227. En l’espèce, la Cour convient avec le Gouvernement que le requérant a soulevé, pour la première fois devant la Cour, le grief fondé sur l’article 7 de la Convention le 11 avril 2022, dans le cadre de ses observations (paragraphe 222 ci-dessus). En l’occurrence, il se plaignait ne pas avoir bénéficié de l’application rétroactive d’une loi pénale qui, selon lui, lui était plus favorable. La Cour n’estime pas nécessaire de se pencher sur la question de savoir si ce grief relève de l’objet de l’affaire telle qu’elle a été communiquée (voir l’exception du Gouvernement à cet égard, résumée au paragraphe 223 ci-dessus), cette doléance étant de toute manière irrecevable pour les raisons suivantes.

228. À cet égard, la Cour note que le requérant a sollicité, sur le fondement de l’article 3 § 2 du RGCO (paragraphe 113 ci-dessus), l’application rétroactive de l’article 399-A b) du CVM, pris dans sa version issue de la loi no 28/2017 du 30 mai 2017 (paragraphe 111 ci-dessus), qu’il estimait lui être plus favorable, dans une demande formée devant le TPIC le 5 juin 2020, autrement dit après l’introduction de sa requête no 2276/20 devant la Cour (paragraphe 75 ci-dessus).
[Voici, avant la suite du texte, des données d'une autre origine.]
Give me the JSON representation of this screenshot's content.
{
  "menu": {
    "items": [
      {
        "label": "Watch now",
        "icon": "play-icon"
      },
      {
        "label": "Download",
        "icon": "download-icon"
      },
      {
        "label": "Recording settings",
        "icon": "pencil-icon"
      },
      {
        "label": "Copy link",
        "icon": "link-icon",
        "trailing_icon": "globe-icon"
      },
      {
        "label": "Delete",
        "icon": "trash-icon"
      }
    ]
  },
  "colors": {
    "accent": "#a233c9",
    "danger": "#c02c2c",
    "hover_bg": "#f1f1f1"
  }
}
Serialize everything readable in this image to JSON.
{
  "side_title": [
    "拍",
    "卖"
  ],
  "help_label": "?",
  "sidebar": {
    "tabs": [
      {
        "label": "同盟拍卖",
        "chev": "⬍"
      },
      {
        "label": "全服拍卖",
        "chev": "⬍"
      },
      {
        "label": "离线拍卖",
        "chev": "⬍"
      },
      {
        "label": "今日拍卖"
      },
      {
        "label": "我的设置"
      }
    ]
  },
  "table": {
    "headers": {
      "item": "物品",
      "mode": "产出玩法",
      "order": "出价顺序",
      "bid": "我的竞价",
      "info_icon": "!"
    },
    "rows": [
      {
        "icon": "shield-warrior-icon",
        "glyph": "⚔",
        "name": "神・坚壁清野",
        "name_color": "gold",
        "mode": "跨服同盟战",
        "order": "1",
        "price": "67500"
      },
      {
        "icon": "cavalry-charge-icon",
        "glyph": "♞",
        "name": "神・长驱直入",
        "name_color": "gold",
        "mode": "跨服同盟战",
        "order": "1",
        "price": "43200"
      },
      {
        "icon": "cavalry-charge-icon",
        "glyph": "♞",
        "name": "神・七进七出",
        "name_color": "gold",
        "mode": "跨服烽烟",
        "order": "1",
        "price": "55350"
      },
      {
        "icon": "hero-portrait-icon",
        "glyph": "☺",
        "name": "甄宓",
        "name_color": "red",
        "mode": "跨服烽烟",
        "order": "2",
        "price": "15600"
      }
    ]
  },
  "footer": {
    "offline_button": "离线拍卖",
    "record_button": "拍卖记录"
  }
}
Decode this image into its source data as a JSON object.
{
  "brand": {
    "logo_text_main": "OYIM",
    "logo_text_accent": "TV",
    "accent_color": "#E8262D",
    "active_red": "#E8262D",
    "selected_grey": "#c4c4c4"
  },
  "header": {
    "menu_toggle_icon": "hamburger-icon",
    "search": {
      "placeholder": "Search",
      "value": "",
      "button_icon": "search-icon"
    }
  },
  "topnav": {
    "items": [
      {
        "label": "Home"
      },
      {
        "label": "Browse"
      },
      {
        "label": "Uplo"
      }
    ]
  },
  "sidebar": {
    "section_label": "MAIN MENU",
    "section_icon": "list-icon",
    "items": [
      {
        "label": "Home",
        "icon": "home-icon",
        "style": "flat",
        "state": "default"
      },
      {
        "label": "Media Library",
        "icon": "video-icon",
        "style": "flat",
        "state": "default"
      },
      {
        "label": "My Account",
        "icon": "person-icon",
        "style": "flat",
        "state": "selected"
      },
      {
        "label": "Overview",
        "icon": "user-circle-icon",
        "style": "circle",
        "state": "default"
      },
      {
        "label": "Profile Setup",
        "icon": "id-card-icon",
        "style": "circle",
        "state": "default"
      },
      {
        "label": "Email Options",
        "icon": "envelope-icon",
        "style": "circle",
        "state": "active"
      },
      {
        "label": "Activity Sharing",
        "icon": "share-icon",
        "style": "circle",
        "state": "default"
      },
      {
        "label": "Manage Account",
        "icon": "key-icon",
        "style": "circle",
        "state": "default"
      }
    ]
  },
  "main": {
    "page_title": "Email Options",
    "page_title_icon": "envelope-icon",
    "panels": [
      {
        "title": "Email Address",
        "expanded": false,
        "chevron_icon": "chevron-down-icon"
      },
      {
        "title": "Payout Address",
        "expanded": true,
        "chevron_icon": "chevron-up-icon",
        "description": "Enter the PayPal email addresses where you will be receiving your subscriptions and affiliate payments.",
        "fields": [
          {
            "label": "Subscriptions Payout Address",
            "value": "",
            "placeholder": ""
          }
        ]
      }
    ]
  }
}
229. Elle relève que le TPIC l’a débouté de ses prétentions dans un jugement du 25 avril 2021 au motif que la question avait déjà été tranchée dans le cadre de la décision qu’il avait rendue le 8 juin 2018, laquelle, entretemps, était devenue définitive (paragraphes 61-63 et 76 ci-dessus). La Cour note que la cour d’appel de Lisbonne a confirmé le rejet de la demande le 25 novembre 2021 (paragraphes 78 ci-dessus).

230. La Cour constate que le requérant a été poursuivi par la CMVM pour plusieurs chefs de violation du devoir de transmettre une information de qualité, prévu aux articles 7, 388 § 1 a) et 389 § 1 a) du CVM (paragraphes 44 et 84 ci-dessous), et non pas pour une infraction administrative de manipulation du marché. Cette dernière infraction a été introduite dans le CVM par la loi no 28/2017 du 30 mai 2017 portant transposition au niveau interne de la Directive 2014/57/UE du Parlement européen et du Conseil du 16 avril 2014 et adaptation du droit portugais au Règlement (UE) no 596/2014 du Parlement européen et du Conseil du 16 avril 2014 sur les abus de marché (paragraphes 111, 122 et 123 ci-dessus). L’infraction visée à l’article 399-A § 1 b) du CVM est donc une infraction administrative nouvelle. Aussi, aux yeux de la Cour, l’interprétation de l’article 420 § 2 du CVM faite par la cour d’appel de Lisbonne dans son arrêt du 25 novembre 2021 (paragraphes 78 et 79 ci-dessus) n’apparaît pas déraisonnable dès lors qu’aucune question de doubles poursuites ne se posait en l’espèce devant la CMVM relativement à l’infraction de manipulation du marché incriminée au niveau pénal, en vertu de l’article 379 § 1 du CVM (paragraphes 10 et 108 ci-dessus) et au niveau administratif, en vertu du nouvel article 399-A § 1 b) du CVM. Dans ces circonstances, la Cour ne saurait souscrire à la thèse du requérant selon laquelle les juridictions internes auraient arbitrairement refusé d’appliquer la loi pénale qui lui était plus favorable.

231. Il s’ensuit que ce grief est manifestement mal fondé et qu’il doit être rejeté, en application de l’article 35 §§ 3 a) et 4 de la Convention.

PAR CES MOTIFS, LA COUR, À L’UNANIMITÉ,

1. Décide de joindre les requêtes ;
2. Déclare le grief relatif à l’article 4 du Protocole no 7 à la Convention (requête no 48047/15) recevable, et les griefs soulevés sous l’angle des articles 6 § 1 et 7 de la Convention (requête no 2276/20) irrecevables ;

3. Dit qu’il n’y a pas eu violation de l’article 4 du Protocole no 7 à la Convention.

Fait en français, puis communiqué par écrit le 8 octobre 2024, en application de l’article 77 §§ 2 et 3 du règlement.